The Great Social Experiment

We say we’re all connected, yet we thrive on what divides us.

There was a television series on cable(?) titled, “Falling Skies” not long ago which was about earth being invaded by aliens.  This was a very well written series.  The story was about a group of aliens which destroyed most of the earth. Its remnant survivors were at times encouraged kindly to accept life on what we’d call, “reservations”.  Of course, the star of the series, and those who followed him, refused the offer and fought to the bitter end – which they of course won.

One of the scenes in season one, episode seven was when the opposition/resistance fighters captured one of the enslaved aliens – ones who had been enslaved from its youth told the star of the program that while humans kill their own, they’d never kill one of their own.  This hit me as an all out truth about humanity.
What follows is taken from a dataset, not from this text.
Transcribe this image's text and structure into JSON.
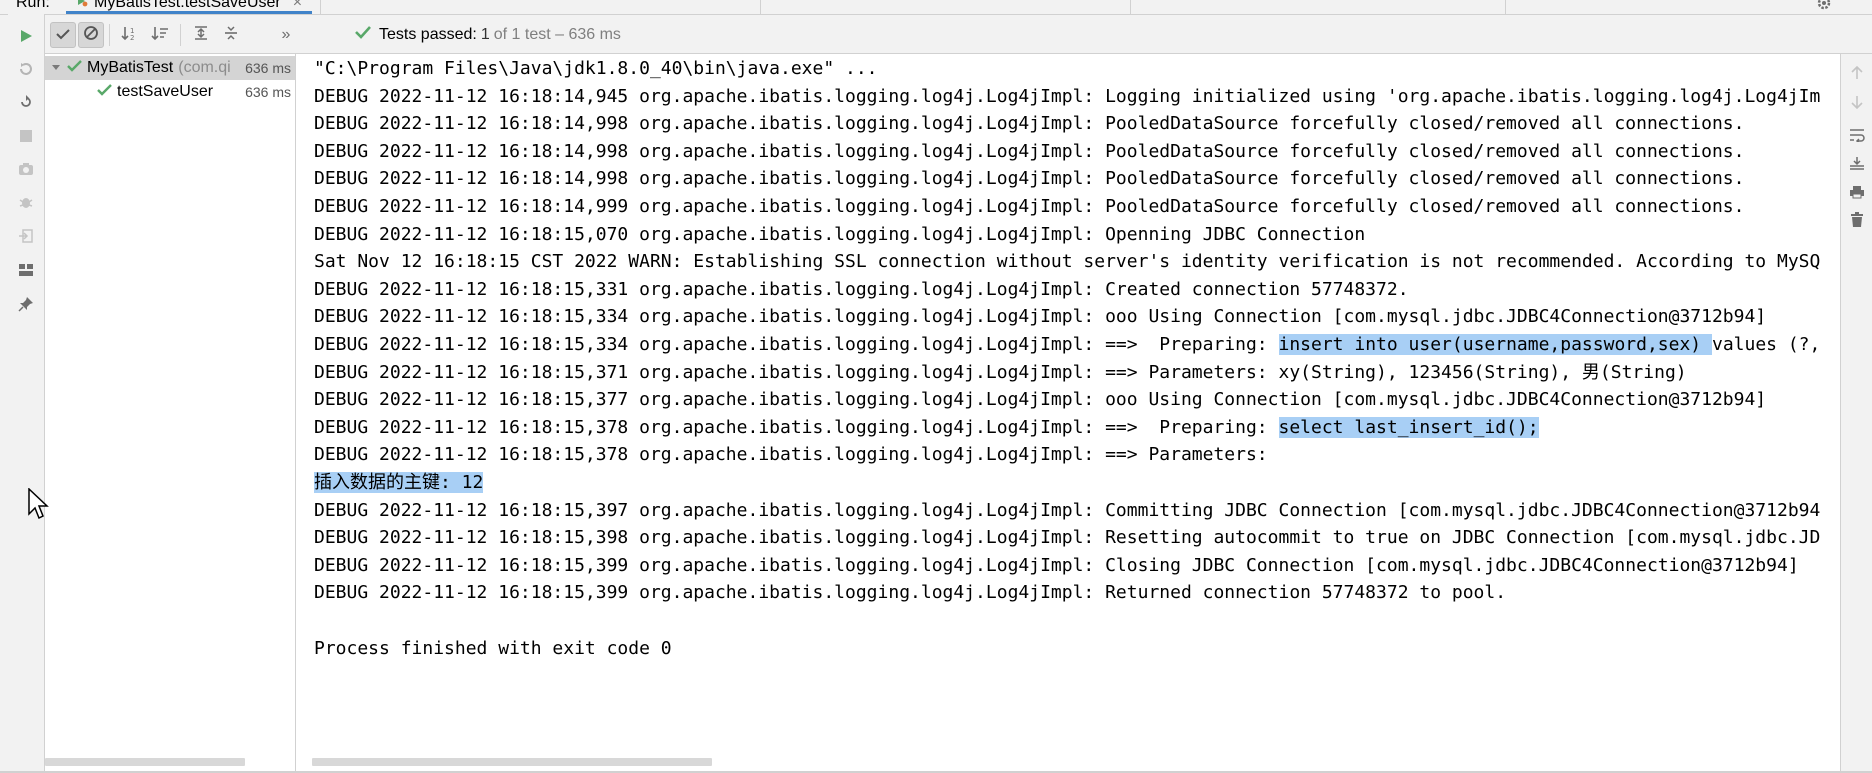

As a race of beings, we most often think of ourselves as being superior to all other life on this planet.  We study life in almost all ways available to us; some have found ways to alter life, and from what I hear, some think they have created life, in some form or fashion.  The thing we seem to have lost is, quality of life – true quality.  Politicians and corporations, along with their teams of scientists would have us believing they have created a better life for our whole planet.  The question we should be asking ourselves is, “By whose standards?”  These are the same people who have taken control of our planet financially and have each of us believing we have to pay them to live on a planet they neither created, or bought. However,The Great Social Experiment most of us in Western civilization have taken well to the belief that we are born into a material world, so it’s only natural to work, buy, vacation (if and when possible), work some more, have children that you give over to the state and ‘social norms’ which someone other than you have created, work some more, then die… OH!  Don’t forget to take your daily dose of prescription medicines… they have to keep you in control, after all.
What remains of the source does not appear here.